ElevenLabs provides two parameters that control how closely the synthesized voice matches the original sample:

Stability (0 to 1) — Higher values produce more consistent, predictable output. Lower values add variation and expressiveness. Start at 0.5 and adjust to taste.
Similarity boost (0 to 1) — Higher values match the original voice more closely. Lower values allow more creative variation. Start at 0.75.

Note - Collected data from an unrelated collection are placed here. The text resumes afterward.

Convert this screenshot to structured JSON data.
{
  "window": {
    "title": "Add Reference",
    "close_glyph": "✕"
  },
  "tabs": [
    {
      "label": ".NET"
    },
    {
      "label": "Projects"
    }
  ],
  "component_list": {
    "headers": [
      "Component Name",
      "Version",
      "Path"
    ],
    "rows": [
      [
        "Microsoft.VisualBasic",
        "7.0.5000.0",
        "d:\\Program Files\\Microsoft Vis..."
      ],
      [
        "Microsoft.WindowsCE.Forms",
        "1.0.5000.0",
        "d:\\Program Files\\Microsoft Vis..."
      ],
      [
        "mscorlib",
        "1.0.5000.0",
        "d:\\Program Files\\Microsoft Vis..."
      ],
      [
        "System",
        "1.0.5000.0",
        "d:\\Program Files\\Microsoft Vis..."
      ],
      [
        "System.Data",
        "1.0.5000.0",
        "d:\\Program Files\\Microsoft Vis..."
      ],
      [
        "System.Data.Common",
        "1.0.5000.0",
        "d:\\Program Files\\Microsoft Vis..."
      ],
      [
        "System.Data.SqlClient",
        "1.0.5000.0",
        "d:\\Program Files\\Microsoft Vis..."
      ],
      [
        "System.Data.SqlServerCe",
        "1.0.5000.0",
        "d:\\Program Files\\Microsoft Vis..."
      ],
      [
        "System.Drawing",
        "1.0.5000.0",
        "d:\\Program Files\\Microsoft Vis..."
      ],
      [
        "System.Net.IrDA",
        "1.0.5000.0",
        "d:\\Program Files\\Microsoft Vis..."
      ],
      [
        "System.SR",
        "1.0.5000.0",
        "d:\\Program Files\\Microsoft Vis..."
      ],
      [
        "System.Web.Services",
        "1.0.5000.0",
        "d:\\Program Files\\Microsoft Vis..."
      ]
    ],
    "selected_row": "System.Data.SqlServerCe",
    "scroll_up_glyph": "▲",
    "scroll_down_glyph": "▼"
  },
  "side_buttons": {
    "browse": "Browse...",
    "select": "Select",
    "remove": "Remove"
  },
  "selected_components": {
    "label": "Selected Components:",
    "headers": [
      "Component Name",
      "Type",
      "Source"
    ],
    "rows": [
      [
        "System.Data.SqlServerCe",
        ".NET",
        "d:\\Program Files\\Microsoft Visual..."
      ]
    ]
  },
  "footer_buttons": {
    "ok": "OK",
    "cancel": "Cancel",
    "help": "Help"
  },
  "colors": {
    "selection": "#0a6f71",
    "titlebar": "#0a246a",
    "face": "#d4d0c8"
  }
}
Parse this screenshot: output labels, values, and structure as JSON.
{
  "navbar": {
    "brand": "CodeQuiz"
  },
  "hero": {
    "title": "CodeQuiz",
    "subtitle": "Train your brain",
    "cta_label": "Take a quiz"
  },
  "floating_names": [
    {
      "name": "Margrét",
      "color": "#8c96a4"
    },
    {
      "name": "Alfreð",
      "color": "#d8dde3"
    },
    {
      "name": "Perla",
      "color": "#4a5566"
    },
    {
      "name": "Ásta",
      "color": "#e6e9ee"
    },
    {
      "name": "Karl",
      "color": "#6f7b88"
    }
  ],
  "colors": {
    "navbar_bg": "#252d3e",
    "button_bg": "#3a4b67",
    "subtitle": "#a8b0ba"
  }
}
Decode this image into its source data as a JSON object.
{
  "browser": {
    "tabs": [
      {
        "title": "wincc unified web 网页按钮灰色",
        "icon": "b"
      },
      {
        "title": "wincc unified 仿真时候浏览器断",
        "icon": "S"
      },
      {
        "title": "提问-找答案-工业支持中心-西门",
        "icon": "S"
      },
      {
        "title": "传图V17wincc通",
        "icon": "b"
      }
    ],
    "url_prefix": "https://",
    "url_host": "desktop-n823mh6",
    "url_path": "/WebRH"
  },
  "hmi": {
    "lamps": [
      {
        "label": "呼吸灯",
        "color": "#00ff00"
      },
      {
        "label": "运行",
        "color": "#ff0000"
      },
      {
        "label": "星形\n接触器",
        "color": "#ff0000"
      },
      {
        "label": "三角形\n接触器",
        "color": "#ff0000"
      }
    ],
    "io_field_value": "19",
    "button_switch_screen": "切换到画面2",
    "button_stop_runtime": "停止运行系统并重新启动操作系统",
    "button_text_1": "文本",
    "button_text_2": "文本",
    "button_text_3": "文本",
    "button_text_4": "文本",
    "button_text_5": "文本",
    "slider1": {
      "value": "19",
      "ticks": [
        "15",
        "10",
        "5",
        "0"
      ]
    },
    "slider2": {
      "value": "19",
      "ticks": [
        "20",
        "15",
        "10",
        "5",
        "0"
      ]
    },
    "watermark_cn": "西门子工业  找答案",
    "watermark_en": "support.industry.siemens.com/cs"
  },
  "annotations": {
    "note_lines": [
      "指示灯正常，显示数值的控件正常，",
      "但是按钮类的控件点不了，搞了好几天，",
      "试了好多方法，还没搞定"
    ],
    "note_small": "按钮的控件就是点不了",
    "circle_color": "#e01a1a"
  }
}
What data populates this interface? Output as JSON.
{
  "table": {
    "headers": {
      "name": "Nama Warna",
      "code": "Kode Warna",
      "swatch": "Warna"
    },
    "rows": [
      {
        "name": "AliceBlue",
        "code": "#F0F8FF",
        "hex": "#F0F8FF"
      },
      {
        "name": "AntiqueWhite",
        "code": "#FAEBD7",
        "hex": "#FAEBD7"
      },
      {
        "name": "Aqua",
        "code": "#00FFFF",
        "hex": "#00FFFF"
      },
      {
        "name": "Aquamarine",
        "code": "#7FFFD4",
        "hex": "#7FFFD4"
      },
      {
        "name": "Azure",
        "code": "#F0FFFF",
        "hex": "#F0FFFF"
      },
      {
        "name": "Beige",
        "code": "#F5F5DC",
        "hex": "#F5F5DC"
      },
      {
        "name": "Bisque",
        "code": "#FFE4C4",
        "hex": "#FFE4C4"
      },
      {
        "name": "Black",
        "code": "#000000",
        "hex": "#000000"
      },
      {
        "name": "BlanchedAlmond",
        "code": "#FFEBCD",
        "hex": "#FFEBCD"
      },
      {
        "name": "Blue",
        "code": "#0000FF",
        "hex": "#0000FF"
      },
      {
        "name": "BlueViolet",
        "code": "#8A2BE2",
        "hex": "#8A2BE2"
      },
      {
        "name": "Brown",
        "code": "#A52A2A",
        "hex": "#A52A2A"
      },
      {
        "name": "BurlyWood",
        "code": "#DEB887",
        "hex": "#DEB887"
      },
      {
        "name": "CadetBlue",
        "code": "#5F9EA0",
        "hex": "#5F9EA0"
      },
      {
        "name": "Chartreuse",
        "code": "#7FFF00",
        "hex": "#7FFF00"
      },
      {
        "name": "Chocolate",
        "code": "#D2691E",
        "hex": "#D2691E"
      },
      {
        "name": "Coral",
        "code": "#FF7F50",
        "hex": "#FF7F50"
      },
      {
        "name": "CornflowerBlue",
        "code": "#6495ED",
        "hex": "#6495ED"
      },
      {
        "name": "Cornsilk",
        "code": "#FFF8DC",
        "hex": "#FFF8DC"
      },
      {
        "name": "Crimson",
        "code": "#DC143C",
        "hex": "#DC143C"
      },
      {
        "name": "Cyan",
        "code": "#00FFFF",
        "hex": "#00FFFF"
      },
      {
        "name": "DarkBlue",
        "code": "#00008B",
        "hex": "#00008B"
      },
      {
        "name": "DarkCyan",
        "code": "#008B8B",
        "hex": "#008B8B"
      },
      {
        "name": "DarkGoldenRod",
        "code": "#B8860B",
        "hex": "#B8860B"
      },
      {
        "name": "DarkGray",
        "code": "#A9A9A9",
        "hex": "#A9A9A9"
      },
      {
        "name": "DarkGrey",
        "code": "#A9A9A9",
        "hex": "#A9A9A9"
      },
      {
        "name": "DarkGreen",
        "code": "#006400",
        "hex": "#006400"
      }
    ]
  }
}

const tts = new ElevenLabsTTS({
  proxyUrl: '/api/proxy/elevenlabs',
  voiceId: 'your-cloned-voice-id',
  stability: 0.3,          // More expressive
  similarityBoost: 0.9,    // Stay close to the original voice
});

Streaming protocol

ElevenLabsTTS uses the ElevenLabs stream-input protocol with BOS (Beginning of Stream) and EOS (End of Stream) messages. The SDK handles this automatically. For standalone use:

const tts = new ElevenLabsTTS({
  proxyUrl: '/api/proxy/elevenlabs',
  voiceId: '21m00Tcm4TlvDq8ikWAM',
});

await tts.initialize();
await tts.connect();       // Opens WebSocket, sends BOS with voice settings

tts.onAudio((chunk) => {
  // chunk.data contains PCM or MP3 audio
});

tts.sendText('Hello, ');
tts.sendText('world!');
await tts.finalize();      // Sends EOS, flushes remaining audio
await tts.disconnect();

Tips

Find voice IDs in the ElevenLabs Voice Library or via the list voices API endpoint.
Use eleven_turbo_v2_5 for the lowest latency. Use eleven_multilingual_v2 when you need non-English languages.
For telephony applications, use ulaw_8000 output format.
Lower stability values work well for conversational, expressive speech. Higher values suit narration and formal content.